The truth of it is, while LLMs are not the end game, AI in general is on a trajectory to take over. It shows us how meaningless our skills are... not only as programmers but as artists. That beautiful song you felt had greater meaning? It's all reproducible via an algorithm because it never really had a greater meaning. It was just a pattern.
He has access to employees and yes-men. What he actually needs to hear, nobody will tell him, AI even less so. Every shit idea he has, would be "what a bright idea"-ed by both everyone around him and AI.

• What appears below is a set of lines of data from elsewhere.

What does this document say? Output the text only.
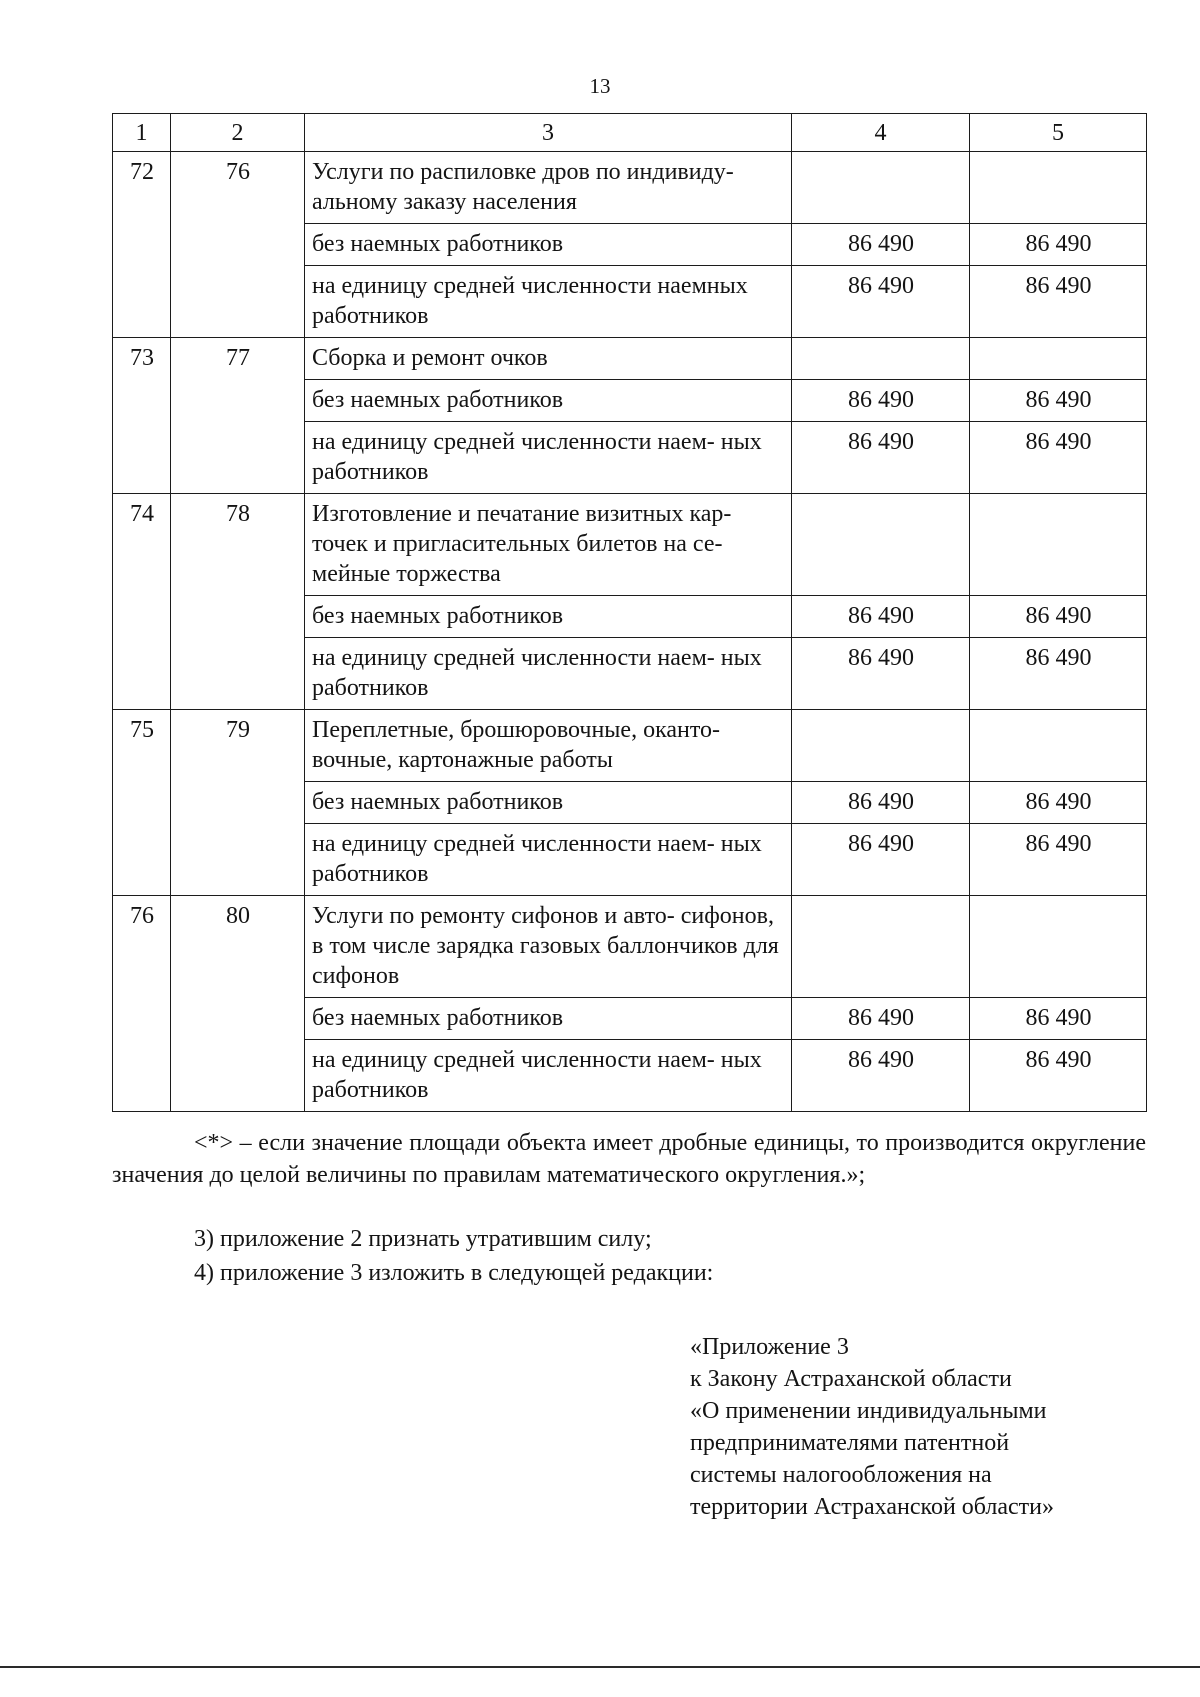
13
1	2	3	4	5
72	76	Услуги по распиловке дров по индивиду- альному заказу населения		
		без наемных работников	86 490	86 490
		на единицу средней численности наемных работников	86 490	86 490
73	77	Сборка и ремонт очков		
		без наемных работников	86 490	86 490
		на единицу средней численности наем- ных работников	86 490	86 490
74	78	Изготовление и печатание визитных кар- точек и пригласительных билетов на се- мейные торжества		
		без наемных работников	86 490	86 490
		на единицу средней численности наем- ных работников	86 490	86 490
75	79	Переплетные, брошюровочные, оканто- вочные, картонажные работы		
		без наемных работников	86 490	86 490
		на единицу средней численности наем- ных работников	86 490	86 490
76	80	Услуги по ремонту сифонов и авто- сифонов, в том числе зарядка газовых баллончиков для сифонов		
		без наемных работников	86 490	86 490
		на единицу средней численности наем- ных работников	86 490	86 490

<*> – если значение площади объекта имеет дробные единицы, то производится округление значения до целой величины по правилам математического округления.»;

3) приложение 2 признать утратившим силу;

4) приложение 3 изложить в следующей редакции:

«Приложение 3
к Закону Астраханской области
«О применении индивидуальными
предпринимателями патентной
системы налогообложения на
территории Астраханской области»
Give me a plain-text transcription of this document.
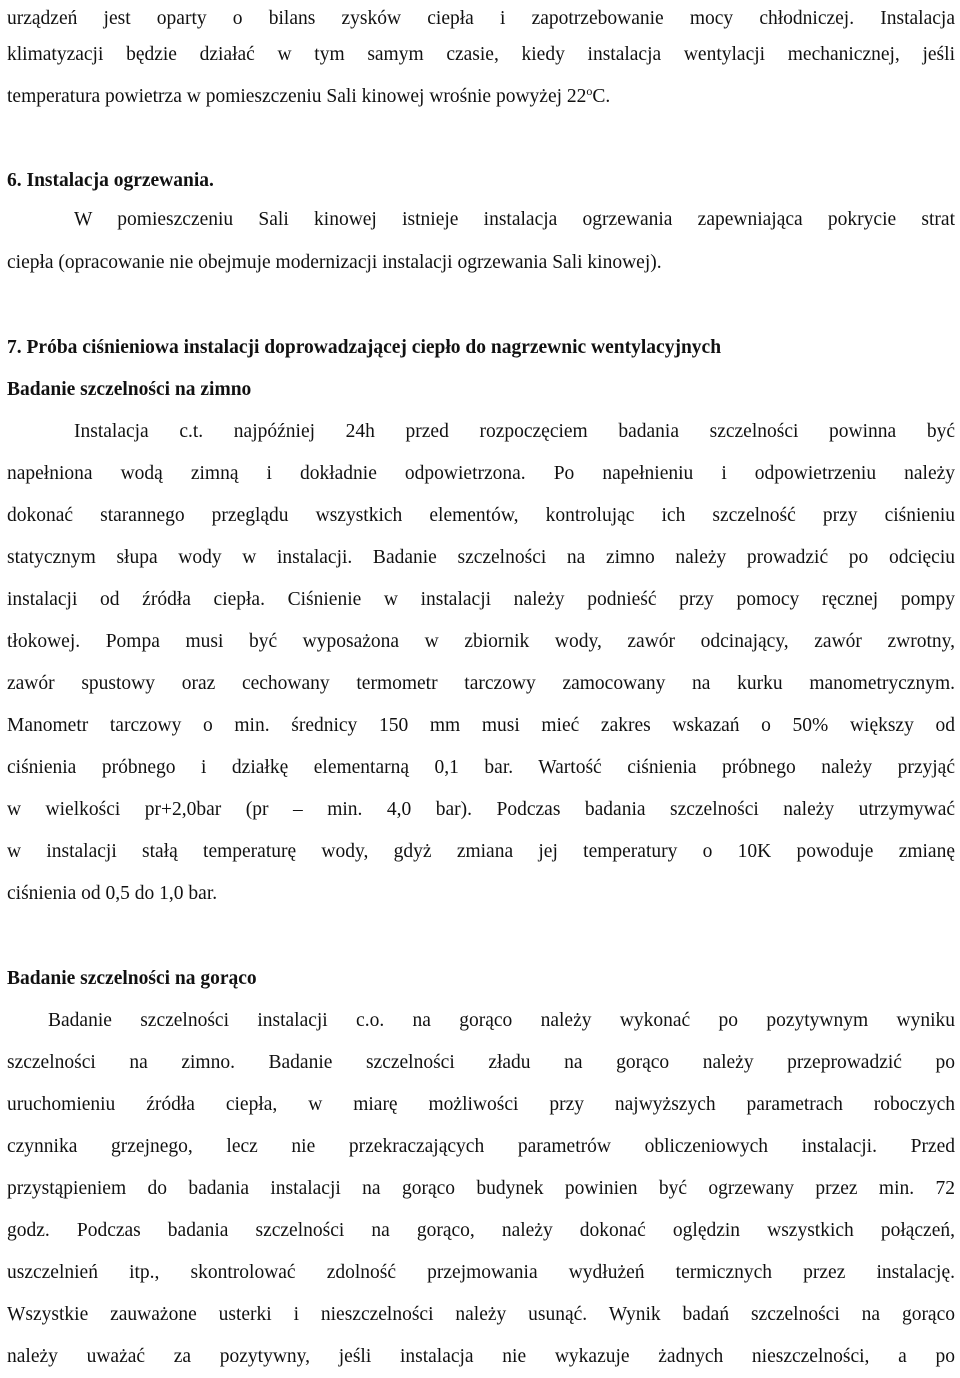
urządzeń jest oparty o bilans zysków ciepła i zapotrzebowanie mocy chłodniczej. Instalacja
klimatyzacji będzie działać w tym samym czasie, kiedy instalacja wentylacji mechanicznej, jeśli
temperatura powietrza w pomieszczeniu Sali kinowej wrośnie powyżej 22$^o$C.
6. Instalacja ogrzewania.
W pomieszczeniu Sali kinowej istnieje instalacja ogrzewania zapewniająca pokrycie strat
ciepła (opracowanie nie obejmuje modernizacji instalacji ogrzewania Sali kinowej).
7. Próba ciśnieniowa instalacji doprowadzającej ciepło do nagrzewnic wentylacyjnych
Badanie szczelności na zimno
Instalacja c.t. najpóźniej 24h przed rozpoczęciem badania szczelności powinna być
napełniona wodą zimną i dokładnie odpowietrzona. Po napełnieniu i odpowietrzeniu należy
dokonać starannego przeglądu wszystkich elementów, kontrolując ich szczelność przy ciśnieniu
statycznym słupa wody w instalacji. Badanie szczelności na zimno należy prowadzić po odcięciu
instalacji od źródła ciepła. Ciśnienie w instalacji należy podnieść przy pomocy ręcznej pompy
tłokowej. Pompa musi być wyposażona w zbiornik wody, zawór odcinający, zawór zwrotny,
zawór spustowy oraz cechowany termometr tarczowy zamocowany na kurku manometrycznym.
Manometr tarczowy o min. średnicy 150 mm musi mieć zakres wskazań o 50% większy od
ciśnienia próbnego i działkę elementarną 0,1 bar. Wartość ciśnienia próbnego należy przyjąć
w wielkości pr+2,0bar (pr – min. 4,0 bar). Podczas badania szczelności należy utrzymywać
w instalacji stałą temperaturę wody, gdyż zmiana jej temperatury o 10K powoduje zmianę
ciśnienia od 0,5 do 1,0 bar.
Badanie szczelności na gorąco
Badanie szczelności instalacji c.o. na gorąco należy wykonać po pozytywnym wyniku
szczelności na zimno. Badanie szczelności zładu na gorąco należy przeprowadzić po
uruchomieniu źródła ciepła, w miarę możliwości przy najwyższych parametrach roboczych
czynnika grzejnego, lecz nie przekraczających parametrów obliczeniowych instalacji. Przed
przystąpieniem do badania instalacji na gorąco budynek powinien być ogrzewany przez min. 72
godz. Podczas badania szczelności na gorąco, należy dokonać oględzin wszystkich połączeń,
uszczelnień itp., skontrolować zdolność przejmowania wydłużeń termicznych przez instalację.
Wszystkie zauważone usterki i nieszczelności należy usunąć. Wynik badań szczelności na gorąco
należy uważać za pozytywny, jeśli instalacja nie wykazuje żadnych nieszczelności, a po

And of course there's the little matter that he makes money and increases his power by selling AI. What seller doesn't promote their stuff as the greatest ever?
I also think it’s easy to think that AI gives good answers if you don’t know the field well. In fields where I know the material, the answers are pretty variable and can be quite bad.
AI is not only replacing programmers, but art and the meaning of being human itself. It's showing us how trivial all of human creation is as it's just patterns from an algorithm.
Humans have the advantage of perspective. We always lack some knowledge and answer broadly. This is bad if you have a particular goal in mind, but better if you're just generally learning, because you see more and learn to discriminate the correct from the wrong. And most importantly, being wrong is part of human ingenuity - because sometimes we turn something "obviously" wrong into something right.
Investor with vested interest in AI companies makes claim of reaching "AGI".
He is one of the last people to listen to about AGI. Unless the term "AGI" means something entirely different to him vs to independent researchers vs to CEOs, since the term has become entirely meaningless.
So no wonder on this point.
One thing I want to mention: Law != Justice.
So while LLMs are awesome at the law study they will suck at justice. Just because one has to solve very emotional problems with it at times. And LLMs are not that good at finding the correct emotion.